The Affordable Care Act’s most significant contribution is to creating ACOs or Accountable Care Organizations.  An ACO can be defined “as a set of health care providers, including primary care physicians, specialists, and hospitals that work together collaboratively and accept collective accountability for the cost and quality of care delivered to a population of patients”. There are incentives to keep patients out of the extreme settings of care, including hospitals and nursing homes.  Different models are emerging of how these organizations put this into practice.  Underlying issue is that hospitals have to get better at treating patients.  Hospitals are bracing for lower revenues as they get better at keeping patients out of hospitals.  Different models of care are emerging.  Technology will be a big enabler to change workflow, rethink care, as homes emerge as places of care.  Here is link to my article on Keynote by Dr. Toby Cosgrove, CEO of Cleveland Clinic, at 2014 J P Morgan Healthcare Conference in San Francisco –http://bit.ly/1c3EyBB .  Cosgrove also said, that hospitals will not longer be epicenters of care, and while a few hospitals (e.g Cleveland Clinic) will be super high tech, they will partner and share resources with other care providers, to offset costs.  The disruptions will eventually enable us to “build a healthcare system that is humane, high quality, and sustainable”, said Cosgrove.

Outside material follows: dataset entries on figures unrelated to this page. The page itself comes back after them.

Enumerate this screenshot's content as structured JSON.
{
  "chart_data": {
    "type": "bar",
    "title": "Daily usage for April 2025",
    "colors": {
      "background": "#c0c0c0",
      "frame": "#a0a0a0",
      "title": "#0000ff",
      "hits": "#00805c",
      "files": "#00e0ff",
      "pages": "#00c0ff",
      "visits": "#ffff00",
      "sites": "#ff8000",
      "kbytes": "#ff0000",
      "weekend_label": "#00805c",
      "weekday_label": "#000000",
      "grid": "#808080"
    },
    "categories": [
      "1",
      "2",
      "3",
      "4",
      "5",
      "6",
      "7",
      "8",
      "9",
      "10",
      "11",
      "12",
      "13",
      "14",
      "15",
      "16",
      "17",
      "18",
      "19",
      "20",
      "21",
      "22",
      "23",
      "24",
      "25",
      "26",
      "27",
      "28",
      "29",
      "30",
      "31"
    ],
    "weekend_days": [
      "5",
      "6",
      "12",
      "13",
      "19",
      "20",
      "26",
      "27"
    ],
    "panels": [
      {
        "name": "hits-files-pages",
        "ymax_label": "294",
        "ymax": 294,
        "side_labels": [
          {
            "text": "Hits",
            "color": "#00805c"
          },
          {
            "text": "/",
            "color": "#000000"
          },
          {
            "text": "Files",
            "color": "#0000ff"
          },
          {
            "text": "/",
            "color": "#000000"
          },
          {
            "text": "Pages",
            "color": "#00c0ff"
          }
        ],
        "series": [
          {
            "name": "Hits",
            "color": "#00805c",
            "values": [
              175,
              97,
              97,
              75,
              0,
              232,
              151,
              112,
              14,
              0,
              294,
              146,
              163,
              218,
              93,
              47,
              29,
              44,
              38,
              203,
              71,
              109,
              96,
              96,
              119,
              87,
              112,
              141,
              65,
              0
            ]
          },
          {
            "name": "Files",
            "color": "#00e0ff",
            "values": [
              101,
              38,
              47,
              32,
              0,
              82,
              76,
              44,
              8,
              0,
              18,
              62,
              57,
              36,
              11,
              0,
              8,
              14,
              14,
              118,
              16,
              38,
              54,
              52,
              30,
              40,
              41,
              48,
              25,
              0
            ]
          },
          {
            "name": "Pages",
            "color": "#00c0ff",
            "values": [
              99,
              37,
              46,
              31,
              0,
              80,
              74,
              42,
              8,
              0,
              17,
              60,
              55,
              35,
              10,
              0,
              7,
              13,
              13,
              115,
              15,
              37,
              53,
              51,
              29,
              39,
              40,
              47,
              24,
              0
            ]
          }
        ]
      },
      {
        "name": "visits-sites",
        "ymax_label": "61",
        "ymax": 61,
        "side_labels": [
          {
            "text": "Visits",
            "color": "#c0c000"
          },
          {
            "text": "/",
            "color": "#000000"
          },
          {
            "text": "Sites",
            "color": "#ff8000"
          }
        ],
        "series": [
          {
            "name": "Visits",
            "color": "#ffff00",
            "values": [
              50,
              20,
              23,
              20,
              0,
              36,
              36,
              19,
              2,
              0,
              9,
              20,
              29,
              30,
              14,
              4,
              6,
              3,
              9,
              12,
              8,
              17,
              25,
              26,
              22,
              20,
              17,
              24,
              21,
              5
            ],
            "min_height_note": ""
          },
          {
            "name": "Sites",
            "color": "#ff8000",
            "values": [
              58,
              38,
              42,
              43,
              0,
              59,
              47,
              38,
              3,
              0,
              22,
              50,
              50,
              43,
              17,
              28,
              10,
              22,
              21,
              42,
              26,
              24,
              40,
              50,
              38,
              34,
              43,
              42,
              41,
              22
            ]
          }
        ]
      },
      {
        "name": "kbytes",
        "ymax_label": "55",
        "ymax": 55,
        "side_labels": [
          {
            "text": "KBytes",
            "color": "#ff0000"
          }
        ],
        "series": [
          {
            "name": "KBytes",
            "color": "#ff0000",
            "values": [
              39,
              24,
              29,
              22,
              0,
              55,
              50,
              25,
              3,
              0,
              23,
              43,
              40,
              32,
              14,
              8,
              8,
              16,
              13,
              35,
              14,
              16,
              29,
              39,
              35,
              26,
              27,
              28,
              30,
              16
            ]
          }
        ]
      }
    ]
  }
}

Kizraly discussed several national initiatives that are implemented or partially implemented to enhance collaboration among care providers and integration of information.  For instance, if a person experiences an emergency visiting New York, then eHealth Exchange will make it easy to get their health records from the state of their residence. Similarly, Blue Button makes it easy for Americans to get easy, secure, online access to their health records, with a single click.

Stella Technology is a self-funded health information technology services and product development company that focuses on care coordination, patient access, and information exchange projects.  Kizraly shared use cases and information on how Stella is helping providers, with great success, in integrating care.  Through aggregating data from a variety of sources, through identifying gaps in care, and with real-time, proactive analytics, Stella’s technology identifies care opportunities that can be improved and accordingly targets interventions.  In the long term these kinds of strategic technological interventions will enable care providers to curtail expenditure, while improving care. In the interim, we still have a long way to go and there are many opportunities for entrepreneurs to use technological advancements in big data, cloud, machine learning, (IOT) internet of things, and enable US healthcare system to become more efficient, with lower costs and improved outcomes.  Kizraly’s talk was followed by Q&A.